Yeni Şafak Gazetesi’nde yayınlanan ”Ağaoğlu rüşveti verdi, oldu” başlıklı haber üzerine, Ağaoğlu Şirketler Grubu Yönetim Kurulu Başkanı Ali Ağaoğlu, “O zaman bankada benim ve şirketlerimin hesabi yoktu” diye açıklama yaptı. Bankacılık Denetleme ve Düzenleme Kurulu (BBDK), Devlet Denetleme Kurulu ve yetkilileri denetime davet eden Ağaoğlu Şirketler Grubu açıklaması şöyle:
“Yeni Şafak Gazetesi’nin 18.07.2011 tarihli nüshasında yer alan “Ağaoğlu rüşveti verdi oldu” başlıklı manşet haberindeki gerçek dışı iddialar itibarımızı zedeleme amacını taşımaktadır.
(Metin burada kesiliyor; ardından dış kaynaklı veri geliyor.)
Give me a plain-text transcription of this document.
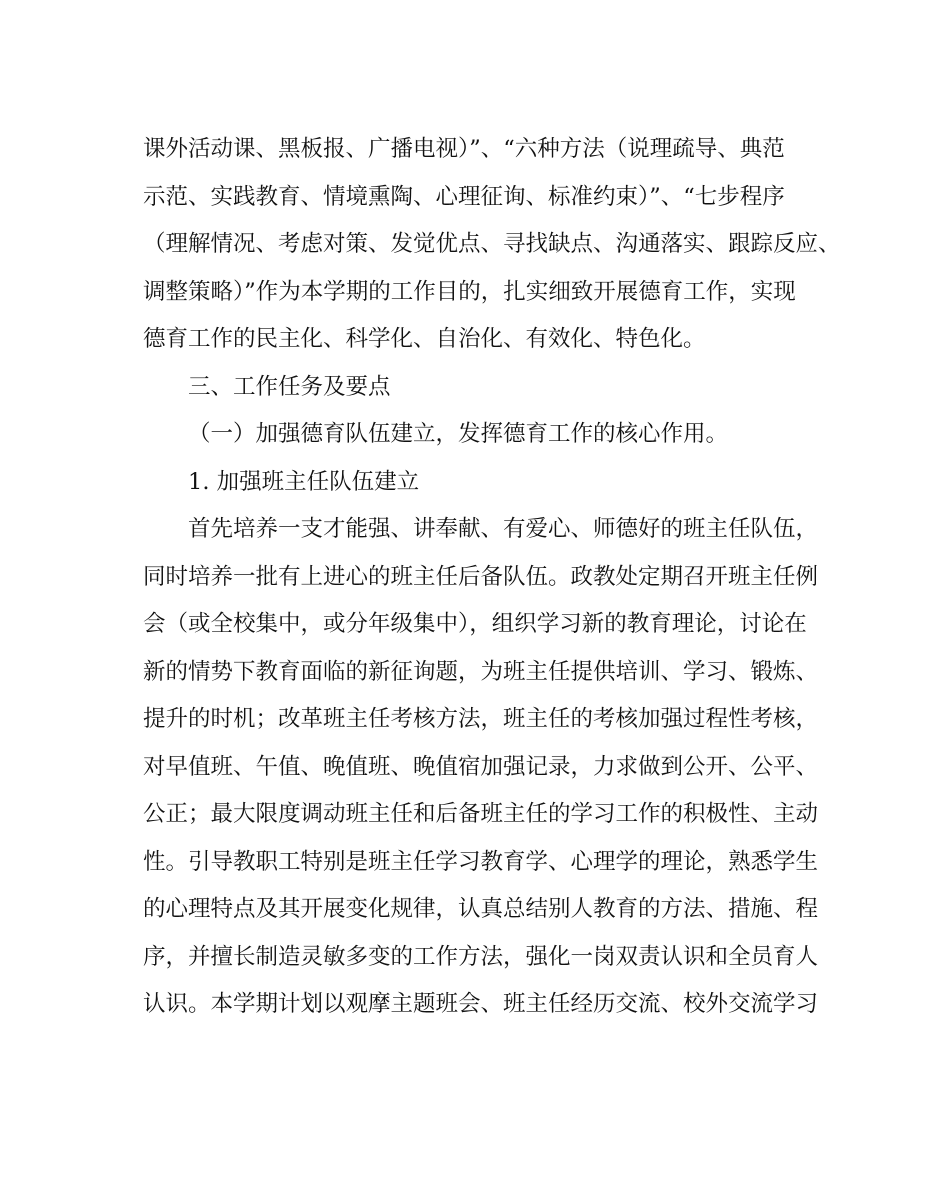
课外活动课、黑板报、广播电视）”、“六种方法（说理疏导、典范
示范、实践教育、情境熏陶、心理征询、标准约束）”、“七步程序
（理解情况、考虑对策、发觉优点、寻找缺点、沟通落实、跟踪反应、
调整策略）”作为本学期的工作目的，扎实细致开展德育工作，实现
德育工作的民主化、科学化、自治化、有效化、特色化。
三、工作任务及要点
（一）加强德育队伍建立，发挥德育工作的核心作用。
1. 加强班主任队伍建立
首先培养一支才能强、讲奉献、有爱心、师德好的班主任队伍，
同时培养一批有上进心的班主任后备队伍。政教处定期召开班主任例
会（或全校集中，或分年级集中），组织学习新的教育理论，讨论在
新的情势下教育面临的新征询题，为班主任提供培训、学习、锻炼、
提升的时机；改革班主任考核方法，班主任的考核加强过程性考核，
对早值班、午值、晚值班、晚值宿加强记录，力求做到公开、公平、
公正；最大限度调动班主任和后备班主任的学习工作的积极性、主动
性。引导教职工特别是班主任学习教育学、心理学的理论，熟悉学生
的心理特点及其开展变化规律，认真总结别人教育的方法、措施、程
序，并擅长制造灵敏多变的工作方法，强化一岗双责认识和全员育人
认识。本学期计划以观摩主题班会、班主任经历交流、校外交流学习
Habere konu olan iddiaların Ağaoğlu markasına saldırı amacı taşıdığını kamuoyunun bilgisine sunmak isteriz. Haberdeki iddialar, sadece şirketimizi değil, ülkemizin değerli kuruluşlarından TOKİ’yi, Emlak GYO’yu, VakıfBank’ı ve haberde adı geçen diğer şahısları da zan altında bırakmaktadır.
Haberde geçen asılsız iddiaların şirketimizin iş yapma kültürü ve anlayışıyla hiçbir ilgisi yoktur. Ağaoğlu Şirketler Grubu olarak, açıklık ve hesap verme ilkelerine bağlı olduğumuzu bu vesileyle herkesin bilgisine sunmak isteriz.
Kamuoyuna karşı taşıdığımız sorumluluğun bilinciyle başta BDDK ve Devlet Denetleme Kurulu olmak üzere, yetkilileri kayıtları incelemeleri ve gerekli bilgileri görmeleri amacıyla genel merkezimizde hemen bilgi sunmaya davet ediyoruz.
Gerçeklerin ortaya konması adına tüm yetkililere yardımcı olacağımızı açıkça duyuruyoruz.
Saldırının arkasında başka bir neden yatıyor olabilir mi?
İyi tanıdığımız bir gazetenin, böyle asılsız bir iddiayı haber olarak içeriğine ve manşetine taşımasının arkasında bir baskı unsuru olup olmadığını merak ediyoruz.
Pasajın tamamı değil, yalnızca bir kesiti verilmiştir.